As novas formas de ver cinema
Todos os filmes passaram a estar disponíveis em todo o mundo, a todo o momento
A digitalização suscitou mudanças nos modos e temporalidades de receção do cinema. Um marco importante para este cenário foi a chamada web 2.0. O vasto acesso mundial à Internet através de banda larga, apesar da persistência nesse quadro de importantes exclusões e/ou assimetrias, permitiu novas formas de acesso e apresentação de conteúdos, entre os quais os de natureza cinemática.
Filmes de várias cinematografias nacionais que, no período antecedente, eram apenas vistos nos seus países de origem, objetos cinematográficos raros, antes difíceis de obter, ou novos trabalhos independentes e/ou experimentais, que previamente não tinham espaço de exibição ou ficavam circunscritos a locais muito marginais e a um público limitado, tornaram-se disponíveis para qualquer pessoa com ligação à Internet. Originou-se, assim, uma cinefilia reticular universal que nem o circuito exibidor convencional, nem os seus clássicos sistemas alternativos, em que se destacam os festivais, são capazes de igualar. Virtualmente, todos os filmes passaram a estar disponíveis em todo o mundo, a todo o momento.

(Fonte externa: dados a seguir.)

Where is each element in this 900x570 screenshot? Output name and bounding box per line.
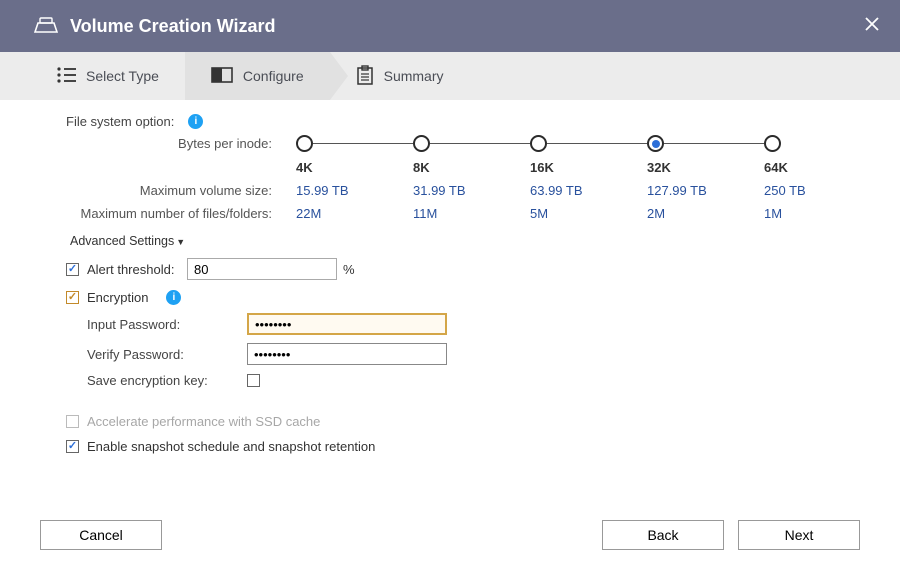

Tornou-se ainda possível o acesso aos filmes mediante novos ecrãs que roubaram a primazia à tela gigante da sala de cinema e mesmo ao seu primeiro grande oponente, o televisor.

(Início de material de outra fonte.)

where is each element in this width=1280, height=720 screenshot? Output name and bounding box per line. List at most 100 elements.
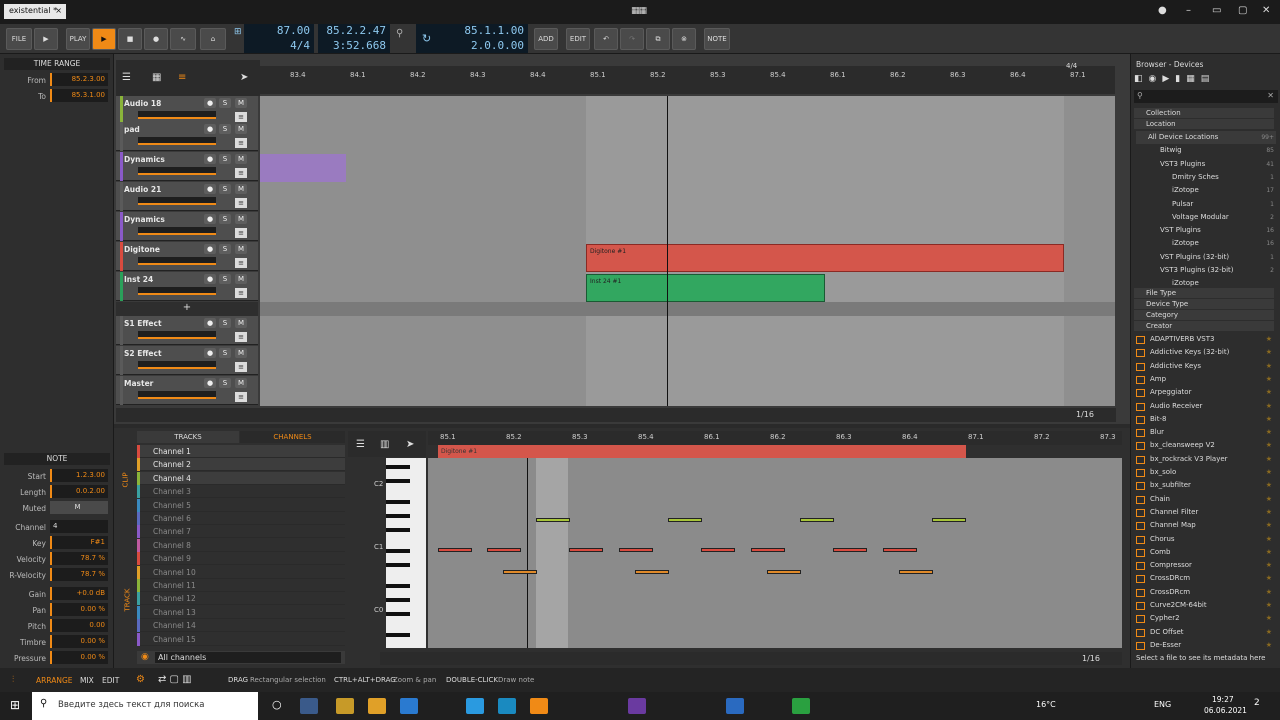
browser-device-item[interactable]: Curve2CM-64bit ★ (1136, 599, 1276, 612)
midi-note[interactable] (635, 570, 669, 574)
favorite-star-icon[interactable]: ★ (1266, 546, 1272, 559)
editor-clip-bar[interactable]: Digitone #1 (438, 445, 966, 458)
track-volume-fader[interactable] (138, 361, 216, 369)
favorite-star-icon[interactable]: ★ (1266, 413, 1272, 426)
time-signature-display[interactable]: 4/4 (244, 39, 314, 53)
project-tab[interactable]: existential * × (4, 4, 66, 19)
browser-location-item[interactable]: Bitwig 85 (1136, 144, 1276, 157)
to-field[interactable]: 85.3.1.00 (50, 89, 108, 102)
favorite-star-icon[interactable]: ★ (1266, 439, 1272, 452)
channel-item[interactable]: Channel 12 (137, 592, 345, 606)
arranger-timeline[interactable]: 83.4 84.1 84.2 84.3 84.4 85.1 85.2 85.3 85.4 86.1… (260, 66, 1115, 94)
track-record-arm-icon[interactable]: ● (204, 274, 216, 284)
browser-location-item[interactable]: VST Plugins (32-bit) 1 (1136, 251, 1276, 264)
tracks-tab[interactable]: TRACKS (137, 431, 239, 443)
taskbar-app-icon[interactable] (300, 698, 318, 714)
track-header[interactable]: S2 Effect ● S M ≡ (116, 346, 258, 375)
black-key[interactable] (386, 563, 410, 567)
piano-view-icon[interactable]: ▥ (380, 439, 389, 450)
taskbar-edge-icon[interactable] (498, 698, 516, 714)
browser-device-item[interactable]: Arpeggiator ★ (1136, 386, 1276, 399)
favorite-star-icon[interactable]: ★ (1266, 586, 1272, 599)
black-key[interactable] (386, 514, 410, 518)
taskbar-telegram-icon[interactable] (466, 698, 484, 714)
loop-icon[interactable]: ↻ (422, 32, 431, 45)
browser-device-item[interactable]: bx_rockrack V3 Player ★ (1136, 453, 1276, 466)
editor-grid-select[interactable]: 1/16 (1082, 654, 1100, 663)
dashboard-icon[interactable]: ⫶ (12, 675, 14, 685)
browser-filter[interactable]: Creator (1134, 321, 1274, 331)
browser-device-item[interactable]: ADAPTIVERB VST3 ★ (1136, 333, 1276, 346)
favorite-star-icon[interactable]: ★ (1266, 639, 1272, 652)
favorite-star-icon[interactable]: ★ (1266, 559, 1272, 572)
browser-device-item[interactable]: Addictive Keys ★ (1136, 360, 1276, 373)
record-button[interactable]: ● (144, 28, 168, 50)
track-mute-button[interactable]: M (235, 214, 247, 224)
track-menu-icon[interactable]: ≡ (235, 168, 247, 178)
channel-item[interactable]: Channel 9 (137, 552, 345, 566)
track-name[interactable]: Digitone (124, 245, 160, 254)
taskbar-search[interactable]: ⚲ Введите здесь текст для поиска (32, 692, 258, 720)
time-display[interactable]: 3:52.668 (318, 39, 390, 53)
track-side-tab[interactable]: TRACK (124, 589, 132, 612)
list-icon[interactable]: ☰ (356, 439, 365, 450)
track-record-arm-icon[interactable]: ● (204, 214, 216, 224)
taskbar-app2-icon[interactable] (628, 698, 646, 714)
track-solo-button[interactable]: S (219, 98, 231, 108)
track-header[interactable]: Dynamics ● S M ≡ (116, 152, 258, 181)
arranger-grid[interactable]: Digitone #1 Inst 24 #1 (260, 96, 1115, 406)
browser-location-item[interactable]: Pulsar 1 (1136, 198, 1276, 211)
muted-toggle[interactable]: M (50, 501, 108, 514)
favorite-star-icon[interactable]: ★ (1266, 612, 1272, 625)
track-solo-button[interactable]: S (219, 184, 231, 194)
redo-icon[interactable]: ↷ (620, 28, 644, 50)
arrange-view-button[interactable]: ARRANGE (36, 676, 73, 685)
browser-section-location[interactable]: Location (1134, 119, 1274, 129)
start-field[interactable]: 1.2.3.00 (50, 469, 108, 482)
browser-location-item[interactable]: Voltage Modular 2 (1136, 211, 1276, 224)
velocity-field[interactable]: 78.7 % (50, 552, 108, 565)
browser-device-item[interactable]: Chorus ★ (1136, 533, 1276, 546)
track-mute-button[interactable]: M (235, 98, 247, 108)
browser-device-item[interactable]: CrossDRcm ★ (1136, 586, 1276, 599)
taskbar-folder-icon[interactable] (336, 698, 354, 714)
browser-device-item[interactable]: CrossDRcm ★ (1136, 572, 1276, 585)
rvelocity-field[interactable]: 78.7 % (50, 568, 108, 581)
track-record-arm-icon[interactable]: ● (204, 154, 216, 164)
channel-item[interactable]: Channel 4 (137, 471, 345, 485)
undo-icon[interactable]: ↶ (594, 28, 618, 50)
task-view-icon[interactable]: ○ (272, 698, 282, 711)
track-solo-button[interactable]: S (219, 124, 231, 134)
track-mute-button[interactable]: M (235, 274, 247, 284)
grid-view-icon[interactable]: ▦ (152, 72, 161, 83)
track-mute-button[interactable]: M (235, 154, 247, 164)
note-button[interactable]: NOTE (704, 28, 730, 50)
piano-roll-grid[interactable] (428, 458, 1122, 648)
track-solo-button[interactable]: S (219, 348, 231, 358)
track-header[interactable]: Digitone ● S M ≡ (116, 242, 258, 271)
favorite-star-icon[interactable]: ★ (1266, 466, 1272, 479)
track-volume-fader[interactable] (138, 227, 216, 235)
channel-select[interactable]: 4 (50, 520, 108, 533)
close-tab-icon[interactable]: × (55, 6, 62, 15)
midi-note[interactable] (619, 548, 653, 552)
favorite-star-icon[interactable]: ★ (1266, 533, 1272, 546)
track-solo-button[interactable]: S (219, 274, 231, 284)
channel-item[interactable]: Channel 3 (137, 485, 345, 499)
taskbar-mail-icon[interactable] (400, 698, 418, 714)
clock-time[interactable]: 19:27 (1212, 695, 1234, 704)
favorite-star-icon[interactable]: ★ (1266, 453, 1272, 466)
track-record-arm-icon[interactable]: ● (204, 124, 216, 134)
settings-icon[interactable]: ⚙ (136, 674, 145, 685)
overdub-button[interactable]: ⌂ (200, 28, 226, 50)
track-header[interactable]: Audio 21 ● S M ≡ (116, 182, 258, 211)
edit-view-button[interactable]: EDIT (102, 676, 119, 685)
track-header[interactable]: Audio 18 ● S M ≡ (116, 96, 258, 125)
browser-location-item[interactable]: iZotope 16 (1136, 237, 1276, 250)
track-name[interactable]: Dynamics (124, 155, 165, 164)
weather-temp[interactable]: 16°C (1036, 700, 1056, 709)
midi-note[interactable] (800, 518, 834, 522)
track-volume-fader[interactable] (138, 257, 216, 265)
favorite-star-icon[interactable]: ★ (1266, 386, 1272, 399)
black-key[interactable] (386, 528, 410, 532)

Estas transformações determinam também a alteração das características dos próprios filmes. Estes passaram a adaptar-se aos vários contextos de circulação, recorrendo a durações mais curtas e a registos e edição preparados para os pequenos ecrãs, e à mudança da postura do espectador, que lida agora com várias formas de aceder às imagens em movimento, em diferentes contextos e com distintos formatos e configurações.
Um artigo da Indiewire salienta de que forma estas mudanças são já percetíveis em alguns trabalhos. Aludindo a Margens do Paraíso (Top of the Lake: China Girl, 2017) de Jane Campion, Enrlich, um dos autores do referido artigo, sentenciava que aquele que fora, sem dúvida, um dos filmes de que mais gostara na edição de 2017 do festival de Cannes era afinal uma série de televisão. O autor ilustrava a natureza televisiva desse objeto cinemático descrevendo-o como «pontuado por intervalos entre episódios e repleto de planos médios» e vaticinava que, apesar de ali ter sido apresentado numa sessão única na sala de cinema, iria certamente ser visto em exclusivo nas salas de estar dos espectadores e em iphones (Kohn, e Enrlich 2017). Contudo, apontava que esta disrupção com os modos estéticos e narrativos convencionais do cinema não pareceria ter perturbado Cannes.
Se a descrição de uma ida ao cinema é ainda reconhecível – porque evoca memórias da experiência vivida ou porque, em alguns casos, permanece contígua a outras possibilidades de apresentação cinematográfica –, esta representa agora uma versão canónica ou idealizada da experiência do cinema, que não alude a todas as suas possibilidades e concretizações. Um grupo significativo de indivíduos já́ não se identifica com esta experiência e, por razões que podem ser diversas, não a procura ou considera preferencial, face ao leque de alternativas que lhe são apresentadas. Fora da sala de cinema (mas também aí) a atitude passiva da experiência convencional da sala de cinema é já incomum. O espectador torna-se um espectador-utilizador. Isso é permitido pelas interfaces que mobiliza para ver o filme, que lhe possibilitam alterar a velocidade, acrescentar comentários áudio, saltar capítulos; pela mobilidade do ecrã e o seu movimento através de vários cenários e contextos físicos; pelo visionamento fragmentado e interrompido, em oposição ao visionamento contínuo; pelo seu cruzamento com outros conteúdos.